I agree that leq is not split.
But empty relation between every two objects always exists!
So (especially when one or both of relations $f$ and $g$ are not functions) then every set(which is object in Rel) is an equaliser.
Empty set is always apex of one of the cones.
 "Empty relation" $ = \emptyset \subset \emptyset = A \times \emptyset =$ "set of relations between $A$ and empty set"
But, of course, not all sets are isomorphic. So my statement cannot be true. Where is my mistake?  
I used definition from wikipedia:
"The equaliser consists of an object $E$ and a morphism $eq : E → X$ satisfying $f\circ eq=g\circ eq$, and such that, given any object $O$ and morphism $m : O → X$, if $f\circ m=g\circ m$, then there exists a unique morphism $u : O → E$ such that $eq\circ u=m$."

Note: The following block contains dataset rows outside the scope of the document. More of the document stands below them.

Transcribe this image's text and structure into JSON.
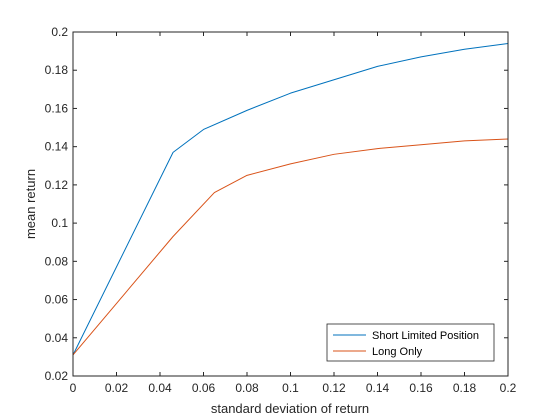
{
  "chart_data": {
    "type": "line",
    "xlabel": "standard deviation of return",
    "ylabel": "mean return",
    "xlim": [
      0,
      0.2
    ],
    "ylim": [
      0.02,
      0.2
    ],
    "xticks": [
      "0",
      "0.02",
      "0.04",
      "0.06",
      "0.08",
      "0.1",
      "0.12",
      "0.14",
      "0.16",
      "0.18",
      "0.2"
    ],
    "yticks": [
      "0.02",
      "0.04",
      "0.06",
      "0.08",
      "0.1",
      "0.12",
      "0.14",
      "0.16",
      "0.18",
      "0.2"
    ],
    "grid": false,
    "legend_position": "bottom-right",
    "series": [
      {
        "name": "Short Limited Position",
        "color": "#0072BD",
        "x": [
          0,
          0.046,
          0.06,
          0.08,
          0.1,
          0.12,
          0.14,
          0.16,
          0.18,
          0.2
        ],
        "y": [
          0.031,
          0.137,
          0.149,
          0.159,
          0.168,
          0.175,
          0.182,
          0.187,
          0.191,
          0.194
        ]
      },
      {
        "name": "Long Only",
        "color": "#D95319",
        "x": [
          0,
          0.046,
          0.065,
          0.08,
          0.1,
          0.12,
          0.14,
          0.16,
          0.18,
          0.2
        ],
        "y": [
          0.031,
          0.093,
          0.116,
          0.125,
          0.131,
          0.136,
          0.139,
          0.141,
          0.143,
          0.144
        ]
      }
    ]
  }
}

 A: You're misreading; by saying "A category $\mathcal{C}$ doesn't have [(co)limits of a given type]", what one means is that there exists a diagram of the given type that fails to have a (co)limit.
That is, such a statement is the negation of the assertion that every diagram of the given type has a (co)limit.
For many types of diagrams, you are always guaranteed that a nonempty category has some instances of the diagram that have (co)imits; e.g. the constant diagram (all objects the same, all morphisms identities) often works.

From your comments, I think you're claiming that, in Rel, the empty set is an equalizer of the two morphisms $\leq$ and $1_{\{0,1\}}$.
Letting $e$ be the empty relation $\{\} \to \{0,1\}$, it is indeed true that $\leq \circ e = 1_{0,1} \circ e$. But that does not imply that $e$ is the equalizer!
To wit, $\leq \circ \leq = 1_{0,1} \circ \leq$, so if $e$ was the equalizer, there would exist a unique morphism $p : \{0,1\} \to \{ \}$ such that $\leq = e \circ p$.
However, the only morphism $p : \{0,1\} \to \{\}$ is the empty relation, and $e \circ p$ is not the relation $\leq$.